Tunisian authorities deport hundreds of migrants from Sfax

According to a rights group, Tunisian authorities forcibly removed hundreds of sub-Saharan African migrants from the port of Sfax on Sunday, after they had been evicted from their residences during the disturbances that occurred in July.

“The security forces on Sunday evacuated a square where some 500 migrants were assembled in the centre of Sfax,” Romdane Ben Amor, spokesman for the FTDES non-government organisation, told media.

The migrants were reportedly “dispersed in small groups towards rural areas and other towns”. as stated by the source.

Since Saturday, Tunisian authorities have been taking measures to address illegal migration, with the majority of migrants hailing from sub-Saharan African nations.

Authorities have reported the arrest of approximately 200 migrants who were allegedly in the process of preparing for an illicit boat journey to Europe.

Tunisia serves as a significant transit point for migrants and asylum-seekers embarking on treacherous sea journeys in pursuit of improved living conditions within the European Union.

Racial tensions escalated in Tunisia’s second-largest city, Sfax, after the killing of a Tunisian man on July 3, which occurred following a confrontation with migrants.

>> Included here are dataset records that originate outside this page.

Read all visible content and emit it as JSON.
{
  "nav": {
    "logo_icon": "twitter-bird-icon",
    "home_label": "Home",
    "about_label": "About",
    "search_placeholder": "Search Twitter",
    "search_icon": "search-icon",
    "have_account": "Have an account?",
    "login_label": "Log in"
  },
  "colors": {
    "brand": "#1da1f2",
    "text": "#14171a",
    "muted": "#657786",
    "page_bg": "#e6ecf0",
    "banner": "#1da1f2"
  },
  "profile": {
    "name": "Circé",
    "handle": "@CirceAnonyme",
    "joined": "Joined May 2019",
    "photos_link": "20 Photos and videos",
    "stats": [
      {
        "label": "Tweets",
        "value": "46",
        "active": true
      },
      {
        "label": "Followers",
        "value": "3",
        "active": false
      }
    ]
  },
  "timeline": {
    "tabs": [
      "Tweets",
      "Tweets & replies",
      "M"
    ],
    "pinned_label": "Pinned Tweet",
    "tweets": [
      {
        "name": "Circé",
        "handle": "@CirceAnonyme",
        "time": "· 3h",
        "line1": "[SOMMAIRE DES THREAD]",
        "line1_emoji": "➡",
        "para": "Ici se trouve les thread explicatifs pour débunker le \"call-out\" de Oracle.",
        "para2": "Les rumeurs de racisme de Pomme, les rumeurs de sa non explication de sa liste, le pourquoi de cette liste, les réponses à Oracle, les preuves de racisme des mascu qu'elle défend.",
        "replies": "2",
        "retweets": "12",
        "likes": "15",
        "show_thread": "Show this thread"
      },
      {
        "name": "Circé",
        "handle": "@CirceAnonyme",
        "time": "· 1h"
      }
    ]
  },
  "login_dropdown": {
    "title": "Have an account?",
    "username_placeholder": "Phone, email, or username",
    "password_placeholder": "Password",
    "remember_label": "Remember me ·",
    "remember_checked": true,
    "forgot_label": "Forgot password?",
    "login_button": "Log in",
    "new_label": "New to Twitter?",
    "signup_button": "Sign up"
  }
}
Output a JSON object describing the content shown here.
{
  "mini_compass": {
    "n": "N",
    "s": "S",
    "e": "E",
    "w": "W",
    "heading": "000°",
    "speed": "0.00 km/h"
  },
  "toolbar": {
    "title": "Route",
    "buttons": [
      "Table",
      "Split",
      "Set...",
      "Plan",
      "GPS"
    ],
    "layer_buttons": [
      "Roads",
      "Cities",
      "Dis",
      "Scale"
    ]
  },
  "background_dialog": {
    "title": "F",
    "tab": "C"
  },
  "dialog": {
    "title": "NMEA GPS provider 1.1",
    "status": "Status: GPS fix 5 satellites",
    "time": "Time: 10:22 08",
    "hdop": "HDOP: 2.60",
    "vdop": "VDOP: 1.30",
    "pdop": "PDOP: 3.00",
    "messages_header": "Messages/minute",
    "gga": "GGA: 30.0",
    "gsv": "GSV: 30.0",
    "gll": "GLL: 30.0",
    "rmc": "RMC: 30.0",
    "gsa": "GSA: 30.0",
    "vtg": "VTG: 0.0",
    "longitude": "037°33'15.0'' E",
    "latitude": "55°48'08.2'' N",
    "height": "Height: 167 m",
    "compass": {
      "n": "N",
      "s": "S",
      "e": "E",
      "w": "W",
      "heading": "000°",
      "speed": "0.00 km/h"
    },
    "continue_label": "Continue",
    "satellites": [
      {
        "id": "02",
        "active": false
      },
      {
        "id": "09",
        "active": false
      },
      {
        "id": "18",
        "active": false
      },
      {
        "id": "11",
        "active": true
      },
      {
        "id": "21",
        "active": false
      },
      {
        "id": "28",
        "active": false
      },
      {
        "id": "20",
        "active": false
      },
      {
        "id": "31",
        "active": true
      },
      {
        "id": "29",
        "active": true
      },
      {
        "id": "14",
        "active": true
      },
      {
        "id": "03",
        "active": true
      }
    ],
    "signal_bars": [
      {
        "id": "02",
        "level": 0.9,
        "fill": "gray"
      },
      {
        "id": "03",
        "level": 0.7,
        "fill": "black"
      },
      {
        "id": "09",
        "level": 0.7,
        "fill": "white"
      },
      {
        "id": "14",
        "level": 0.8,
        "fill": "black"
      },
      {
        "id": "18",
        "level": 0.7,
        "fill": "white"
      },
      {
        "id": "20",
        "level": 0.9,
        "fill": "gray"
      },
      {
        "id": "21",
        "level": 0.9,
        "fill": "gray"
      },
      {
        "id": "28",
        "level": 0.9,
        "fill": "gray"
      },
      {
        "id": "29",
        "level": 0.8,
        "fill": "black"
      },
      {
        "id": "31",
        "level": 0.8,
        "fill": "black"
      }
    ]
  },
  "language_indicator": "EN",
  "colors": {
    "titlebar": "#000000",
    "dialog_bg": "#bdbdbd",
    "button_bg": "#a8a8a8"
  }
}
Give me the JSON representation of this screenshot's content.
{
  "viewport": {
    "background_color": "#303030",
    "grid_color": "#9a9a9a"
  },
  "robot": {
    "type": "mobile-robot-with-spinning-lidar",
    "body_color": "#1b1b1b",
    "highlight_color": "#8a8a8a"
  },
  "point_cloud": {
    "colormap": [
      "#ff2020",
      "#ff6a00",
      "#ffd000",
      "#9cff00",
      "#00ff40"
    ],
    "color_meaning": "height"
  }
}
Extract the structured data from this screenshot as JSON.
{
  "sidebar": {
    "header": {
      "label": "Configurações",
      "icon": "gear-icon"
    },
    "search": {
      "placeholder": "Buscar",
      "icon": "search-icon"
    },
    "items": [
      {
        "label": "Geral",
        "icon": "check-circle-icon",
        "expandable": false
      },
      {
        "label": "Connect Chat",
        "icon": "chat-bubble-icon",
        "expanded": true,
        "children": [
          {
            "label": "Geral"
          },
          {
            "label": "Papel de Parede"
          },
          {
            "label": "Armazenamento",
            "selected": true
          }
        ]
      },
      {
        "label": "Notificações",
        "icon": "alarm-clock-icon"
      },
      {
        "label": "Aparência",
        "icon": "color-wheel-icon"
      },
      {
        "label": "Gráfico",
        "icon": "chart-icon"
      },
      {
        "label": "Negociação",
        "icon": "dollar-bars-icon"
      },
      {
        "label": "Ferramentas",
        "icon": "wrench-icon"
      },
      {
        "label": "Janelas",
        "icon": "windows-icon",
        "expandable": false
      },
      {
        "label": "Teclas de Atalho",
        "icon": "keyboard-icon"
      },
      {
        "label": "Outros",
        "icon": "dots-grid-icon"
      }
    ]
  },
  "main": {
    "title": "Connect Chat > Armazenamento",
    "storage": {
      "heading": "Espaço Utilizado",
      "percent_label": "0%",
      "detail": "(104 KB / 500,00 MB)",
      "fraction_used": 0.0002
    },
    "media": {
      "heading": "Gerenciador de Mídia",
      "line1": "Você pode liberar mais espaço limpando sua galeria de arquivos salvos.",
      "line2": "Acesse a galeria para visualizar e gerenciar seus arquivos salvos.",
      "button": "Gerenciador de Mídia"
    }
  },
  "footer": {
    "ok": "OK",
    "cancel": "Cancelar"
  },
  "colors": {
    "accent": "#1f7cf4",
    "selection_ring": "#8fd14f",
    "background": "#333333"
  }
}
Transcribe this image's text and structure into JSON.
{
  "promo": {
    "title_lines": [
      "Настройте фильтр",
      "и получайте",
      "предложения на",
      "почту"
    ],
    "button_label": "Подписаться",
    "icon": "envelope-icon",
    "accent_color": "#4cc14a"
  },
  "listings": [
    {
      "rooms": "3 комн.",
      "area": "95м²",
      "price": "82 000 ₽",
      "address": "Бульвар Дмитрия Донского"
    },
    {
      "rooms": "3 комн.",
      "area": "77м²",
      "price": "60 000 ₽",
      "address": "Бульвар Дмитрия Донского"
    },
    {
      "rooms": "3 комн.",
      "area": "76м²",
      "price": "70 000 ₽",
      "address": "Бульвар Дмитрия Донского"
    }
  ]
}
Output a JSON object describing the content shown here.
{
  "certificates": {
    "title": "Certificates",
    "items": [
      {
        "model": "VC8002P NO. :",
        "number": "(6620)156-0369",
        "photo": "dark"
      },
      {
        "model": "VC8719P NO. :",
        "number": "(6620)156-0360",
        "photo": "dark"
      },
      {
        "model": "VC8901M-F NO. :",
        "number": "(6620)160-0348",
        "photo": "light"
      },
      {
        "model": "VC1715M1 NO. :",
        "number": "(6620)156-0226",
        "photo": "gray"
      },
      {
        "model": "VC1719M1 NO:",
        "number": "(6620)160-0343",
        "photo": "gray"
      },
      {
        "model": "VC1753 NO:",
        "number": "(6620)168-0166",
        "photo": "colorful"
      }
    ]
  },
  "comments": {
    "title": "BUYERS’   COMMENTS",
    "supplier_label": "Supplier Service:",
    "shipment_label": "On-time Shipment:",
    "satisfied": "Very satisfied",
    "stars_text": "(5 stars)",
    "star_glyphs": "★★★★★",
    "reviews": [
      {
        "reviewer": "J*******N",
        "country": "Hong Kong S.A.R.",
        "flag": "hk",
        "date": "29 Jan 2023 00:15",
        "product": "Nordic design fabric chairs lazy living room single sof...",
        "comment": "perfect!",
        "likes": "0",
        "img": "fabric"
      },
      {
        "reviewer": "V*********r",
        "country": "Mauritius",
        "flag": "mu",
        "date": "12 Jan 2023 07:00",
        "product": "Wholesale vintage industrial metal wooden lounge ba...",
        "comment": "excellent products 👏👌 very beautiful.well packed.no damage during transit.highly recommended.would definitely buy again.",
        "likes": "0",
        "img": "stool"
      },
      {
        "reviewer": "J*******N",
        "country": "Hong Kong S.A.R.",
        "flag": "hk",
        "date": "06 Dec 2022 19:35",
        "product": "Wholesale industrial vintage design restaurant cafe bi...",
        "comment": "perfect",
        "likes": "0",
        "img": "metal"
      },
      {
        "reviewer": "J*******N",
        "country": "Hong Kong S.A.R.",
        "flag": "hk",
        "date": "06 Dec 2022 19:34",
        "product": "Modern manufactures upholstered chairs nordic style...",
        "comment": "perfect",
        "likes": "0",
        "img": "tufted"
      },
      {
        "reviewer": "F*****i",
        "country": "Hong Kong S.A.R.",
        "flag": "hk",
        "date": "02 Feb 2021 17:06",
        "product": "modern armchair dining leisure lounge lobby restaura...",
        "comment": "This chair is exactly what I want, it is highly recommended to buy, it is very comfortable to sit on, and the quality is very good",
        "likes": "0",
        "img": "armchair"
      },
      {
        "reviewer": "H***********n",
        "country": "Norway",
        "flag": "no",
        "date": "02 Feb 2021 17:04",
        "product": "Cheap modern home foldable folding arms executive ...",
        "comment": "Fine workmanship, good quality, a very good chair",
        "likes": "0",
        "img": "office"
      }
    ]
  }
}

Humanitarian sources report that Tunisian security forces expelled or coerced the transfer of a minimum of 2,000 sub-Saharan Africans to desert regions near the borders of Libya and Algeria.

Xenophobic attacks against black African migrants and students surged following a provocative speech in February by President Kais Saied.

He claimed that “hordes” of undocumented migrants were contributing to crime and representing a demographic challenge to the predominantly Arab North African nation.

After his remarks, hundreds of migrants found themselves without employment and housing.

In July, a minimum of 27 individuals lost their lives, while 73 others were reported as missing after being forcibly transferred to desert regions along the border with Libya.